Ashley Biden: Über die jüngste Tochter der Bidens ist deutlich weniger bekannt. Ashley hält sich eher im Hintergrund. Die 43-Jährige ist mit dem Arzt Howard Krein verheiratet, arbeitete lange für eine Non-Profit-Organisation und hat inzwischen ein eigenes Unternehmen gegründet, das nachhaltige Mode und Wohltätigkeit miteinander verknüpft.
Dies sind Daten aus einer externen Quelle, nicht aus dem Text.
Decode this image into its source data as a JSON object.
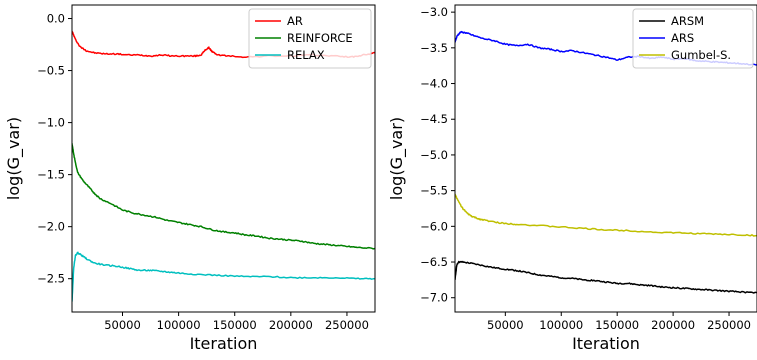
{
  "chart_data": [
    {
      "type": "line",
      "title": "",
      "xlabel": "Iteration",
      "ylabel": "log(G_var)",
      "xlim": [
        5000,
        275000
      ],
      "ylim": [
        -2.82,
        0.13
      ],
      "xticks": [
        50000,
        100000,
        150000,
        200000,
        250000
      ],
      "xtick_labels": [
        "50000",
        "100000",
        "150000",
        "200000",
        "250000"
      ],
      "yticks": [
        0.0,
        -0.5,
        -1.0,
        -1.5,
        -2.0,
        -2.5
      ],
      "ytick_labels": [
        "0.0",
        "−0.5",
        "−1.0",
        "−1.5",
        "−2.0",
        "−2.5"
      ],
      "legend_position": "top-right",
      "grid": false,
      "series": [
        {
          "name": "AR",
          "color": "#ff0000",
          "x": [
            5000,
            8000,
            12000,
            18000,
            25000,
            35000,
            45000,
            55000,
            65000,
            75000,
            85000,
            95000,
            105000,
            115000,
            120000,
            124000,
            127000,
            130000,
            135000,
            145000,
            160000,
            180000,
            200000,
            220000,
            240000,
            255000,
            265000,
            275000
          ],
          "y": [
            -0.12,
            -0.2,
            -0.27,
            -0.31,
            -0.33,
            -0.34,
            -0.34,
            -0.35,
            -0.35,
            -0.36,
            -0.35,
            -0.36,
            -0.36,
            -0.36,
            -0.35,
            -0.3,
            -0.28,
            -0.32,
            -0.35,
            -0.36,
            -0.37,
            -0.36,
            -0.36,
            -0.35,
            -0.36,
            -0.37,
            -0.35,
            -0.33
          ]
        },
        {
          "name": "REINFORCE",
          "color": "#008000",
          "x": [
            5000,
            7000,
            10000,
            15000,
            20000,
            25000,
            30000,
            40000,
            50000,
            60000,
            70000,
            80000,
            90000,
            100000,
            110000,
            120000,
            130000,
            140000,
            150000,
            160000,
            170000,
            180000,
            190000,
            200000,
            210000,
            220000,
            230000,
            240000,
            250000,
            260000,
            275000
          ],
          "y": [
            -1.2,
            -1.33,
            -1.48,
            -1.56,
            -1.62,
            -1.68,
            -1.73,
            -1.78,
            -1.84,
            -1.87,
            -1.89,
            -1.91,
            -1.94,
            -1.96,
            -1.98,
            -2.0,
            -2.03,
            -2.05,
            -2.06,
            -2.08,
            -2.09,
            -2.11,
            -2.12,
            -2.13,
            -2.14,
            -2.16,
            -2.17,
            -2.18,
            -2.19,
            -2.2,
            -2.21
          ]
        },
        {
          "name": "RELAX",
          "color": "#00bfbf",
          "x": [
            5000,
            6500,
            8000,
            10000,
            13000,
            18000,
            25000,
            35000,
            45000,
            55000,
            65000,
            75000,
            85000,
            95000,
            105000,
            120000,
            140000,
            160000,
            180000,
            200000,
            220000,
            240000,
            260000,
            275000
          ],
          "y": [
            -2.72,
            -2.4,
            -2.28,
            -2.25,
            -2.27,
            -2.31,
            -2.35,
            -2.37,
            -2.38,
            -2.4,
            -2.42,
            -2.42,
            -2.43,
            -2.44,
            -2.45,
            -2.46,
            -2.47,
            -2.48,
            -2.48,
            -2.49,
            -2.49,
            -2.49,
            -2.5,
            -2.5
          ]
        }
      ]
    },
    {
      "type": "line",
      "title": "",
      "xlabel": "Iteration",
      "ylabel": "log(G_var)",
      "xlim": [
        5000,
        275000
      ],
      "ylim": [
        -7.2,
        -2.9
      ],
      "xticks": [
        50000,
        100000,
        150000,
        200000,
        250000
      ],
      "xtick_labels": [
        "50000",
        "100000",
        "150000",
        "200000",
        "250000"
      ],
      "yticks": [
        -3.0,
        -3.5,
        -4.0,
        -4.5,
        -5.0,
        -5.5,
        -6.0,
        -6.5,
        -7.0
      ],
      "ytick_labels": [
        "−3.0",
        "−3.5",
        "−4.0",
        "−4.5",
        "−5.0",
        "−5.5",
        "−6.0",
        "−6.5",
        "−7.0"
      ],
      "legend_position": "top-right",
      "grid": false,
      "series": [
        {
          "name": "ARSM",
          "color": "#000000",
          "x": [
            5000,
            6500,
            8000,
            12000,
            20000,
            30000,
            40000,
            50000,
            60000,
            70000,
            80000,
            90000,
            100000,
            110000,
            120000,
            130000,
            140000,
            150000,
            160000,
            170000,
            180000,
            190000,
            200000,
            210000,
            220000,
            230000,
            240000,
            250000,
            260000,
            275000
          ],
          "y": [
            -6.75,
            -6.55,
            -6.5,
            -6.5,
            -6.52,
            -6.55,
            -6.58,
            -6.6,
            -6.62,
            -6.65,
            -6.68,
            -6.7,
            -6.72,
            -6.73,
            -6.75,
            -6.76,
            -6.78,
            -6.8,
            -6.8,
            -6.82,
            -6.83,
            -6.85,
            -6.86,
            -6.87,
            -6.88,
            -6.89,
            -6.9,
            -6.91,
            -6.92,
            -6.93
          ]
        },
        {
          "name": "ARS",
          "color": "#0000ff",
          "x": [
            5000,
            7000,
            10000,
            15000,
            20000,
            30000,
            40000,
            50000,
            60000,
            70000,
            80000,
            90000,
            100000,
            110000,
            120000,
            130000,
            140000,
            150000,
            160000,
            170000,
            180000,
            190000,
            200000,
            210000,
            220000,
            230000,
            240000,
            250000,
            260000,
            275000
          ],
          "y": [
            -3.42,
            -3.33,
            -3.28,
            -3.29,
            -3.32,
            -3.37,
            -3.4,
            -3.45,
            -3.47,
            -3.45,
            -3.5,
            -3.52,
            -3.55,
            -3.54,
            -3.57,
            -3.6,
            -3.63,
            -3.67,
            -3.63,
            -3.62,
            -3.65,
            -3.63,
            -3.66,
            -3.65,
            -3.68,
            -3.69,
            -3.7,
            -3.71,
            -3.72,
            -3.74
          ]
        },
        {
          "name": "Gumbel-S.",
          "color": "#bfbf00",
          "x": [
            5000,
            8000,
            12000,
            16000,
            20000,
            25000,
            30000,
            40000,
            50000,
            60000,
            80000,
            100000,
            120000,
            140000,
            160000,
            180000,
            200000,
            220000,
            240000,
            260000,
            275000
          ],
          "y": [
            -5.55,
            -5.65,
            -5.75,
            -5.82,
            -5.86,
            -5.89,
            -5.91,
            -5.94,
            -5.96,
            -5.97,
            -5.99,
            -6.01,
            -6.03,
            -6.05,
            -6.06,
            -6.08,
            -6.09,
            -6.1,
            -6.11,
            -6.12,
            -6.13
          ]
        }
      ]
    }
  ]
}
Obwohl Ashley die große Bühne meidet, sah man sie 2020 auf einigen von Biden Wahlkampfveranstaltungen. Beim Nominierungsparteitag der Demokraten sagte sie damals über ihren Vater: „Er wird dir die Wahrheit sagen, auch wenn du sie nicht hören willst. (...) Er behandelt jeden respektvoll, egal wer man ist.“

Ab und zu begleitet Ashley ihre Eltern auch auf Auslandsreisen, zuletzt war sie zum Beispiel in Paris dabei. Auch ihre älteren Enkelkinder – Naomi, Finnegan, Maisy, Natalie und Hunter – gehen immer mal wieder mit ihren Großeltern auf Reisen rund um den Globus. Finnegan war beispielsweise 2023 mit Jill Biden in London, als der britische König Charles III. in der Westminster Abbey gekrönt wurde.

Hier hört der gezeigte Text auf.